As yet the promise is only three-quarters fulfilled. The Cardiff production will delight lovers of stage naturalism and engage the brain cells of WNO's thinking patrons. It must certainly be among the most scenically beautiful ever seen on stage. Stefan Mayer achieves a translucency worthy of Corot in the harbour scene, and this quality is maintained, through various contrasts to the bitter end where dawn again breaks serenely on just another human tragedy.

Stein is in his element unravelling Britten's complicated dramaturgy, with its massive choral set pieces. The manhunt ensembles are simply overwhelming (with supremely committed choral singing), and the comings and goings in the Boar have an almost unbearable intensity which reaches apotheosis when Grimes himself appears, a giant figure of doom against the storm-battered doorway.

Where Stein is less at ease is in those tricky moments of individualisation: the personalities in the crowd - a notorious Grimes fault-line. These exchanges are riddled with problems of timing and style, accentuated perhaps by Stein's heroic rejection of stylisation. Britten and his librettist, Montagu Slater, were also, of course, thinking naturalistically at these moments. But the real trouble they cause is musical. Unless the singer dares "lose" contact with the conductor, there is an awkwardness; and if he or she does dare, ensemble can go to pot.

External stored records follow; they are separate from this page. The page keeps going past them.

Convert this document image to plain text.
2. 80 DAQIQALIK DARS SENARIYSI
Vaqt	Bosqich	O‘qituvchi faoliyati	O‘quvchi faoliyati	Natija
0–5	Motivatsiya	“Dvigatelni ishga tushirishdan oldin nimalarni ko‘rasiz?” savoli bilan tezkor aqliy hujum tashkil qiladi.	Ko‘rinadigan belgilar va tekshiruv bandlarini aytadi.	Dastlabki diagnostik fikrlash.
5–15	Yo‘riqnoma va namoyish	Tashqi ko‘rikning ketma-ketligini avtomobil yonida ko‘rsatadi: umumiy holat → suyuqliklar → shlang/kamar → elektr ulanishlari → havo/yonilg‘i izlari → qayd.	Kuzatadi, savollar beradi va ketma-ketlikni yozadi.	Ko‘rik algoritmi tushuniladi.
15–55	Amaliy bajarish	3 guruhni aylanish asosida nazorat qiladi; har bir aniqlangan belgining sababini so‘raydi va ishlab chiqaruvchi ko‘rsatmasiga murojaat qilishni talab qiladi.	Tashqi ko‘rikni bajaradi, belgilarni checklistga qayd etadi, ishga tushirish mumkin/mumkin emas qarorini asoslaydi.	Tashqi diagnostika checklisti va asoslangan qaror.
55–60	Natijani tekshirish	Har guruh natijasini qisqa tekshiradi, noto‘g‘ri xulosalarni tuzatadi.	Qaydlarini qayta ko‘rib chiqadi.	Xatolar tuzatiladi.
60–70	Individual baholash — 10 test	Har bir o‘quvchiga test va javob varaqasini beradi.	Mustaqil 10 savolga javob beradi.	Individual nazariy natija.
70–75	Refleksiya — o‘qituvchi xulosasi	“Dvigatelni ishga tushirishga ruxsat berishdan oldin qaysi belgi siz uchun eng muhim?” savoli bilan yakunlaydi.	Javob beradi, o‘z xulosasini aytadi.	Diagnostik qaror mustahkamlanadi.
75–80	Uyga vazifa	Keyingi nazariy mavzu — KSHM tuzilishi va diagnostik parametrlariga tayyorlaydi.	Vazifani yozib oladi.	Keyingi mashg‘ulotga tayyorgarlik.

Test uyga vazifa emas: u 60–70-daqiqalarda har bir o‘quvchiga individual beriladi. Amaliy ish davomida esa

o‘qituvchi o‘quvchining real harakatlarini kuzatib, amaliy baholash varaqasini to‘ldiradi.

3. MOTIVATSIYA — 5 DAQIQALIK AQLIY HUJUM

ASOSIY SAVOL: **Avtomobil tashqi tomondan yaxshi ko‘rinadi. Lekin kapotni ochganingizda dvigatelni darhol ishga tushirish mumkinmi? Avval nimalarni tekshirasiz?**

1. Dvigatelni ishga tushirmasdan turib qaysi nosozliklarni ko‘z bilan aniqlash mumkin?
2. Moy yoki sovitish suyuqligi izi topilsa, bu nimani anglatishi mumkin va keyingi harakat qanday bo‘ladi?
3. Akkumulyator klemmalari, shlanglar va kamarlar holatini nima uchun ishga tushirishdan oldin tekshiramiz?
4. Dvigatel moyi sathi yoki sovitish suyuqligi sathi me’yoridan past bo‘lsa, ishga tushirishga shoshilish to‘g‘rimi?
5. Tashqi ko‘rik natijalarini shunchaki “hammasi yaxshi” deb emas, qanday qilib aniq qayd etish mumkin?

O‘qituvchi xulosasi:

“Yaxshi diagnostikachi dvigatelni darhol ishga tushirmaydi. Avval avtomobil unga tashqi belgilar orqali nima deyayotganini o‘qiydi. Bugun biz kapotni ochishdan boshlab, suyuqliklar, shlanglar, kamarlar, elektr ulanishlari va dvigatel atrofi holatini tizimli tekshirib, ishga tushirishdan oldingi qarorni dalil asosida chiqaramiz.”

Carlo Rizzi seems to me not yet to transmit the out-and-out confidence which could defeat this problem, though his conducting is alert and intelligent: evidence of a brilliant ear and sharp instincts in music far from his normal stamping-ground. He finds many new colourings. The "gutter" quartet is as beautiful as I've heard it, the Passacaglia superbly exact and intense, but at times he pushes a tempo against the singer's interests ("Murder most foul" is an example).

With its big cast, this is strictly a one-man opera. John Daszak rises grandly to the challenge: a lumbering semi-articulate whose terrible sensibilities have to fight their way through a wall of social inadequacy. His storm duet with Balstrode (Donald Maxwell) is as gripping as the visionary moments are eloquent; only the madness eludes him, and the final ravings are disappointingly factual.

Janice Watson is a lovely Ellen: sweet-voiced, youngish and uncomplicated. Of the vignettes, Ann Howard's Auntie, Peter Brooder's Boles and Alan Ewing's Hobson rate special mention, though all are excellent. I wearied only of the silent Dr Crabbe (Paul Gyton), criss-crossing the stage like some senile, ghostly sentinel: Stein's sole stylisation, and a curiously unhelpful one.

Final performance Wednesday (01222 878889), then on tour ( 01222 464666)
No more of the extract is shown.